Try to avoid converting twice in Cogl read-pixels
These patches are a result of trying to make the CPU copy path faster for GPU-less secondary GPUs (DisplayLink devices). !278 (merged) makes the CPU copy path use Cogl read-pixels instead of a simple glReadPixels
, and this MR tries to make Cogl read-pixels faster. There is no practical dependency to !278 (merged) though, this MR could benefit other Cogl read-pixels users too although I have no benchmarks of those.
The main goal here is to get as close to a pure memcpy
in the actual glReadPixels
call as possible, assuming that that will be the fastest. That can never be completely achieved if the read buffer has an X-channel instead of an alpha channel, because there does not seem to be way to tell glReadPixels
that it can leave garbage in the A/X-channel. However, I think this MR is still a worthwhile step towards that goal even if it doesn't have immediate effects.
If one can arrange the read buffer format and the Cogl read-pixels destination buffer format to match, then the read-pixels function as a whole should be a simple non-converting copy. This was thwarted by two things, fixed by the two patches: an old workaround for GL_BGRA
reads, and a hardcoded intermediate pixel format that may not match either the read or destination formats. Both things lead to the same: glReadPixels
does one pixel format conversion, and then Cogl read-pixels does another conversion on the CPU.

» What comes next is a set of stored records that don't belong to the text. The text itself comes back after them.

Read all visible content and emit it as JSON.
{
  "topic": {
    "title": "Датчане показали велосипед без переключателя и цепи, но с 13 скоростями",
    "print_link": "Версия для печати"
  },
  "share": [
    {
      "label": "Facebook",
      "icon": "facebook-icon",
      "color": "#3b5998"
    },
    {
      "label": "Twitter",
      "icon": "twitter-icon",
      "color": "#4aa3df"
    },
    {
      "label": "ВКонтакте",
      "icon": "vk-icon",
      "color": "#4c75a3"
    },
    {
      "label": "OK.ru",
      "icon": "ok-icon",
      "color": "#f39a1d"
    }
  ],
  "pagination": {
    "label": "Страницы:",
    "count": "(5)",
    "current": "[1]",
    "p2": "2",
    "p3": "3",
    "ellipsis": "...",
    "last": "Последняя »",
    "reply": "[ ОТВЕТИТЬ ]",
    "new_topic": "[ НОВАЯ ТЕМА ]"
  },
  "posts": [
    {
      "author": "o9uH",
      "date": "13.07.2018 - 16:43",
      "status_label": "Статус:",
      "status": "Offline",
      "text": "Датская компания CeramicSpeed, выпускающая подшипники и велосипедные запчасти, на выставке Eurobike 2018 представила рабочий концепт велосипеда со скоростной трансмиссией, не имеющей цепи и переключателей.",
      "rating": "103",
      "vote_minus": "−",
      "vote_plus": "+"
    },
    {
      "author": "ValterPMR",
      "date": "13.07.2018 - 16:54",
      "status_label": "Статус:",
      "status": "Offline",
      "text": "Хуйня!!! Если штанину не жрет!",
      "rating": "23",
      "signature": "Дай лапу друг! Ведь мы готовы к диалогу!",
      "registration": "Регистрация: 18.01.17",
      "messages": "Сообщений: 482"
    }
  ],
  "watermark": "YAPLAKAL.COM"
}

On an Intel Haswell Desktop machine, doing a read of 1080p frame, read buffer is DRM_FORMAT_XRGB8888
:
- destination format
DRM_FORMAT_XBGR8888
, before and after: 5.8 ms - destination format
DRM_FORMAT_XRGB8888
, before 12 ms, after 9.0 ms
The destination format is currently hardcoded to DRM_FORMAT_XBGR8888
in Mutter, but I intend to change that by looking at IN_FORMATS
DRM property instead, hence this optimization will likely become relevant in the CPU copy path.
If I hack the read buffer format to be DRM_FORMAT_ARGB8888
and the destination format is DRM_FORMAT_XRGB8888
, the copy will take just 4.0 ms.
However, the hack broke the display of primary GPU outputs by never showing anything but a frozen image of fbcon, and I do not yet know why. I also do not know if a GBM bo could be used in scanout and as a source for the CPU copy path at the same time, so I decided to stop here with the read-pixels optimizations for now and look for other alternatives. I am still interested in the read-pixels path, because it will be the fallback path if other future options fail.